As the number of political parties continues to rise after the recent relaxation of registration rules, most Russians claim they don’t need any new groups - even though one in three citizens believe they lack proper political representation.
According to the opinion poll conducted by the VTSIOM agency in early May this year, 64 percent of respondents said that the current number of political parties in the country was sufficient. Two years ago that figure was 55 percent.
As to whether they knew of a party that represented their interests, 35 percent replied that there was no such party.
At the same time, 39 percent of Russians said they did not understand what political parties were for (compared to 28 percent in 2012). Nineteen percent said the main objective was to unite people with similar interests, 12 percent named political competition, while 8 percent said that that that parties were needed to write and pass new laws.
Two percent of citizens hold that there is no need for political parties in Russia.
A further 8 percent said the country needs a movement to protect the simple people’s interests, and less than 3 percent said they lacked a socially-oriented party or a part of justice and honesty.
According to the poll, the level of support for a nationalist party was near zero (compared to just 1 percent two years ago).
The head of the VTSIOM agency, Valery Fyodorov, blamed the growth of nihilistic moods on the fact that the parliament had little control of the government.
“The main role of political parties lies in the sphere of legislative elections. Due to the constitutional system, all decisions are made by the president and there is no need for parties in the presidential elections,” Fyodorov told the Kommersant daily.
In addition, the chief pollster noted that the recent accession of the Crimean Republic into the Russian Federation had shown that all legislators were unanimous on really important issues and this made people question the role of political opposition.
The political reform benefitting smaller parties commenced about three years ago, during Dmitry Medvedev’s presidency.
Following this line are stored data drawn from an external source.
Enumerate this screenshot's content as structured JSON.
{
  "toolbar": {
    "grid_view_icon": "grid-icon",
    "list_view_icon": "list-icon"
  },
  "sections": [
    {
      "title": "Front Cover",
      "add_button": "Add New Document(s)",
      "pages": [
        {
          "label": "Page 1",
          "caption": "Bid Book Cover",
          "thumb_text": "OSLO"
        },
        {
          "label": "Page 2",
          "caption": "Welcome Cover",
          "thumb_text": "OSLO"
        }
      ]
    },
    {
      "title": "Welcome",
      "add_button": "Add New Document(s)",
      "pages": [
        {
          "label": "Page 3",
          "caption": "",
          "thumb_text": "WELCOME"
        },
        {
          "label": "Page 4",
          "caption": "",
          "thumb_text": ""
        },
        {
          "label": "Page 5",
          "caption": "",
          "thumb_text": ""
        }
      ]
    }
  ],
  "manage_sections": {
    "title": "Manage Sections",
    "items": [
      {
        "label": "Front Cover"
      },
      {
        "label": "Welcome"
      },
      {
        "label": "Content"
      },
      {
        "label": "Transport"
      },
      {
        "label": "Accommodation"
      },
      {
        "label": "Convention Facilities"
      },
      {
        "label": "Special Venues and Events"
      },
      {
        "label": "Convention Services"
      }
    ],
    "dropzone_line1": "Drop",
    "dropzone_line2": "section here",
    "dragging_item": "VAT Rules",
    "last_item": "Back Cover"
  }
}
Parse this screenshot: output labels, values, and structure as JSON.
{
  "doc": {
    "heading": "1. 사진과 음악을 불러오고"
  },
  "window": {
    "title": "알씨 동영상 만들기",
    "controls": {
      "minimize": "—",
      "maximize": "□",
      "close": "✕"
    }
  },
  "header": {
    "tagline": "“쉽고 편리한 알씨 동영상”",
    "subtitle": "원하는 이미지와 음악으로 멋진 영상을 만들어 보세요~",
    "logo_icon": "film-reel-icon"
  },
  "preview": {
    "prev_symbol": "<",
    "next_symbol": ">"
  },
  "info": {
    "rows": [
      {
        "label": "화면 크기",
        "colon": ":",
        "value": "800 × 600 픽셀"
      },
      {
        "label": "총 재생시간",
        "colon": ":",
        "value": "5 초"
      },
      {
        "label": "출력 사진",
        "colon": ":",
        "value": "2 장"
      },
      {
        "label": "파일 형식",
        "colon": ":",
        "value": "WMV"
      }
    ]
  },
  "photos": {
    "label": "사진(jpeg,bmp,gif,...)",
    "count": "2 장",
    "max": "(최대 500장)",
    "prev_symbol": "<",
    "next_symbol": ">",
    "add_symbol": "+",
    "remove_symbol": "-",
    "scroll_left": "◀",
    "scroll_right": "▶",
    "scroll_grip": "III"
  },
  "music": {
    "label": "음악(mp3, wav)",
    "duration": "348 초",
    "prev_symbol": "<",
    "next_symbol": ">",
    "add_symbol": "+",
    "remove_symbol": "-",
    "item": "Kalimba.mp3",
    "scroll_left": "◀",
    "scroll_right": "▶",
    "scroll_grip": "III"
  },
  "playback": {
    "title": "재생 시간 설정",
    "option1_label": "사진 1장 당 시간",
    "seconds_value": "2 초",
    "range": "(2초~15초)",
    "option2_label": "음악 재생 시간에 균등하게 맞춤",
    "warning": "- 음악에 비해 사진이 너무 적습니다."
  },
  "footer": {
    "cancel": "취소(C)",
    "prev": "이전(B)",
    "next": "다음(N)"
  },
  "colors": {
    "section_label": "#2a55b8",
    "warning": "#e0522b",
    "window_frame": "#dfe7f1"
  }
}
The changes included reducing the minimum number of party members from 40,000 to 500. A minimum requirement on regional branches was also dropped, however parties must be represented in at least half of Russia’s 95 federal regions.
The reform triggered an invigoration in Russian political life – new parties began to appear and old parties that merged into larger movements started to re-register as independent projects.
Presently the number of parties registered with the Justice Ministry approaches 80, but only four of them are represented in the parliament - the centrist conservative United Russia, center-left Fair Russia, the Communist Party of the Russian Federation and the populist nationalist Liberal Democratic Party.